The seminar ‘Freedom of Expression, Press Freedom and New Social Media Regulations’, was organized by the Parliamentarians Commission for Human Rights (PCHR) and Parliamentary Taskforce on SDG.
The new social media regulations and the laws they invoke such as Prevention of Electronic Crimes Act (PECA) 2016, and Pakistan Telecommunication Authority (re-organization) Act 1996, were discussed in relation to the right to information, right to privacy, and freedom of expression and by extension their effects on digital ecosystem and the economic and political rights. The status of the rules as of now remains unclear as they have already been approved and notified by the cabinet.
Participants emphasized the need for an inclusive and transparent consultative process on this issue. Particular aspects, such as unilateral content control, due procedure of the law for gaining access to citizen’s data, and ambiguity in clauses were discussed at length.

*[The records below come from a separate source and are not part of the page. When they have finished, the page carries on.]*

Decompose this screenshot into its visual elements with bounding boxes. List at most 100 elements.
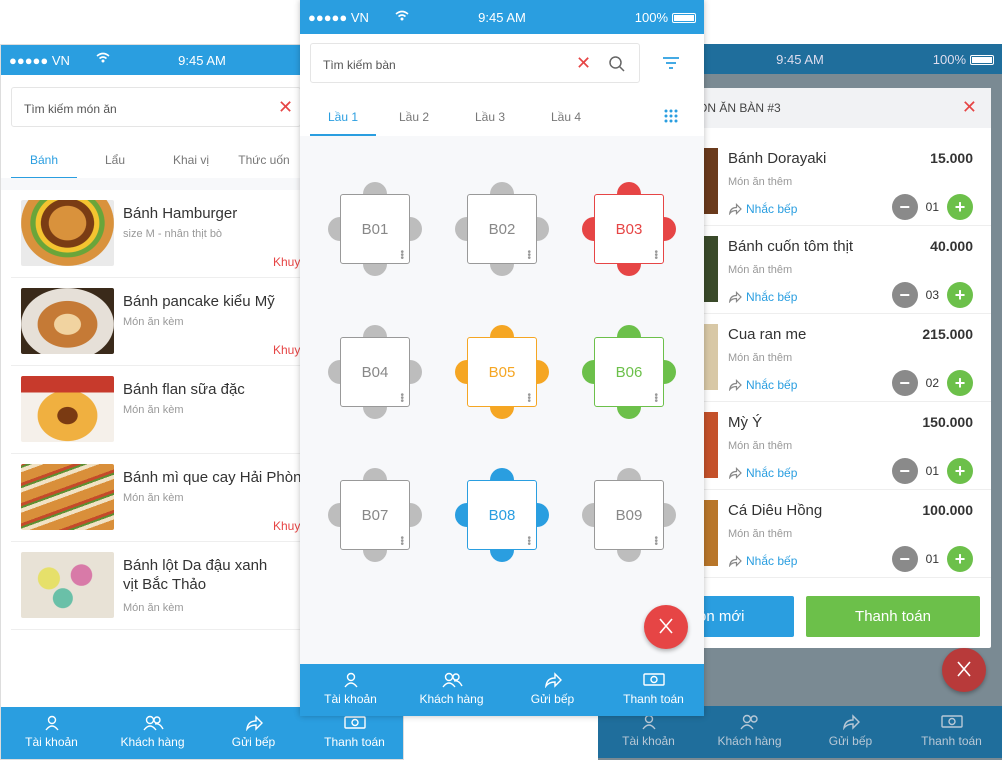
more-options-icon[interactable]: • • • [527,248,531,264]
dish-subtitle: Món ăn thêm [728,352,793,364]
battery-icon [970,54,994,65]
tab-lau-4[interactable]: Lầu 4 [528,110,604,124]
food-name: Bánh pancake kiểu Mỹ [123,293,275,310]
quantity-stepper[interactable]: −01 + [891,546,973,572]
food-search-input[interactable]: Tìm kiếm món ăn ✕ [11,87,301,127]
dish-subtitle: Món ăn thêm [728,440,793,452]
nav-kitchen[interactable]: Gửi bếp [800,706,901,758]
more-options-icon[interactable]: • • • [400,534,404,550]
nav-kitchen-label: Gửi bếp [231,735,276,749]
fork-knife-icon [659,618,673,634]
increase-button[interactable]: + [947,194,973,220]
remind-kitchen-link[interactable]: Nhắc bếp [728,202,797,216]
table-card[interactable]: B04 • • • [328,325,422,419]
remind-kitchen-link[interactable]: Nhắc bếp [728,554,797,568]
more-options-icon[interactable]: • • • [527,391,531,407]
tab-lau-2[interactable]: Lầu 2 [376,110,452,124]
quantity-stepper[interactable]: −01 + [891,194,973,220]
quantity-value: 02 [925,376,939,390]
nav-kitchen[interactable]: Gửi bếp [502,664,603,716]
nav-kitchen-label: Gửi bếp [828,734,873,748]
more-options-icon[interactable]: • • • [400,248,404,264]
dish-price: 150.000 [922,414,973,430]
quantity-stepper[interactable]: −02 + [891,370,973,396]
remind-kitchen-link[interactable]: Nhắc bếp [728,290,797,304]
more-options-icon[interactable]: • • • [527,534,531,550]
food-category-tabs: Bánh Lẩu Khai vị Thức uốn [11,153,321,179]
nav-pay[interactable]: Thanh toán [901,706,1002,758]
table-card[interactable]: B01 • • • [328,182,422,276]
banh-lot-image [21,552,114,618]
nav-account[interactable]: Tài khoản [1,707,102,759]
table-card[interactable]: B07 • • • [328,468,422,562]
increase-button[interactable]: + [947,282,973,308]
tab-lau[interactable]: Lẩu [77,153,153,167]
nav-kitchen[interactable]: Gửi bếp [203,707,304,759]
tab-lau-3[interactable]: Lầu 3 [452,110,528,124]
nav-pay-label: Thanh toán [324,735,385,749]
remind-label: Nhắc bếp [746,554,798,568]
nav-account[interactable]: Tài khoản [300,664,401,716]
order-item[interactable]: Mỳ Ý 150.000 Món ăn thêm Nhắc bếp −01 + [698,402,991,490]
money-icon [642,673,665,686]
table-card[interactable]: B08 • • • [455,468,549,562]
remind-kitchen-link[interactable]: Nhắc bếp [728,466,797,480]
table-card[interactable]: B02 • • • [455,182,549,276]
nav-customers[interactable]: Khách hàng [699,706,800,758]
tab-lau-1[interactable]: Lầu 1 [310,110,376,136]
food-name: Bánh lột Da đậu xanh [123,557,268,574]
increase-button[interactable]: + [947,458,973,484]
more-options-icon[interactable]: • • • [654,248,658,264]
share-arrow-icon [544,672,562,688]
order-item[interactable]: Cá Diêu Hồng 100.000 Món ăn thêm Nhắc bếp −0… [698,490,991,578]
users-icon [142,715,164,731]
user-icon [343,672,358,688]
user-icon [44,715,59,731]
more-options-icon[interactable]: • • • [654,391,658,407]
table-card[interactable]: B03 • • • [582,182,676,276]
share-arrow-icon [728,379,742,391]
more-options-icon[interactable]: • • • [400,391,404,407]
table-search-input[interactable]: Tìm kiếm bàn ✕ [310,43,640,83]
quantity-stepper[interactable]: −01 + [891,458,973,484]
remind-label: Nhắc bếp [746,378,798,392]
close-dialog-icon[interactable]: ✕ [962,97,977,118]
decrease-button[interactable]: − [891,370,918,396]
decrease-button[interactable]: − [891,458,918,484]
search-placeholder: Tìm kiếm món ăn [24,102,117,116]
menu-fab[interactable] [942,648,986,692]
quantity-stepper[interactable]: −03 + [891,282,973,308]
table-card[interactable]: B05 • • • [455,325,549,419]
grid-view-icon[interactable] [664,109,678,128]
clear-search-icon[interactable]: ✕ [576,53,591,74]
decrease-button[interactable]: − [891,546,918,572]
decrease-button[interactable]: − [891,282,918,308]
table-card[interactable]: B09 • • • [582,468,676,562]
nav-customers-label: Khách hàng [419,692,484,706]
new-order-button[interactable]: ón mới [698,596,794,637]
order-item[interactable]: Cua ran me 215.000 Món ăn thêm Nhắc bếp −02 + [698,314,991,402]
increase-button[interactable]: + [947,546,973,572]
clear-search-icon[interactable]: ✕ [278,97,293,118]
pay-button[interactable]: Thanh toán [806,596,980,637]
search-icon[interactable] [608,55,626,76]
menu-fab[interactable] [644,605,688,649]
remind-kitchen-link[interactable]: Nhắc bếp [728,378,797,392]
nav-pay[interactable]: Thanh toán [603,664,704,716]
filter-icon[interactable] [662,56,680,75]
tab-khai-vi[interactable]: Khai vị [153,153,229,167]
share-arrow-icon [842,714,860,730]
order-item[interactable]: Bánh Dorayaki 15.000 Món ăn thêm Nhắc bếp −0… [698,138,991,226]
tab-thuc-uong[interactable]: Thức uốn [229,153,299,167]
tab-banh[interactable]: Bánh [11,153,77,179]
dish-price: 15.000 [930,150,973,166]
table-card[interactable]: B06 • • • [582,325,676,419]
nav-customers[interactable]: Khách hàng [401,664,502,716]
decrease-button[interactable]: − [891,194,918,220]
nav-customers[interactable]: Khách hàng [102,707,203,759]
nav-pay-label: Thanh toán [921,734,982,748]
increase-button[interactable]: + [947,370,973,396]
more-options-icon[interactable]: • • • [654,534,658,550]
order-item[interactable]: Bánh cuốn tôm thịt 40.000 Món ăn thêm Nhắc … [698,226,991,314]
center-phone-screen: ●●●●● VN 9:45 AM 100% Tìm kiếm bàn ✕ Lầu… [300,0,704,716]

In relation to the recently launched ‘Digital Pakistan Initiative’, the direct impact of social media regulation on the growth of the digital economy in Pakistan was also discussed. Human rights based principles for internet governance, taking technology companies on board and ensuring openness, access, and connectivity to citizens were some of the essential factors considered to realize Pakistan’s ambition for creating its place in the global digital economy.
The participants urged the senators and members of the national assembly present at the seminar to safeguard the fundamental freedoms of citizens. Media associations such as Pakistan Federal Union of Journalists (PFUJ), digital rights organizations including Media Matters for Democracy (MMFD), Institute of Research Advocacy and Development (IRADA) and Human Rights Commission of Pakistan (HRCP) joined in support.
This event was organized with the support of UNESCO’s Multi-donor Program on Freedom of Expression and Safety of Journalists (MDP).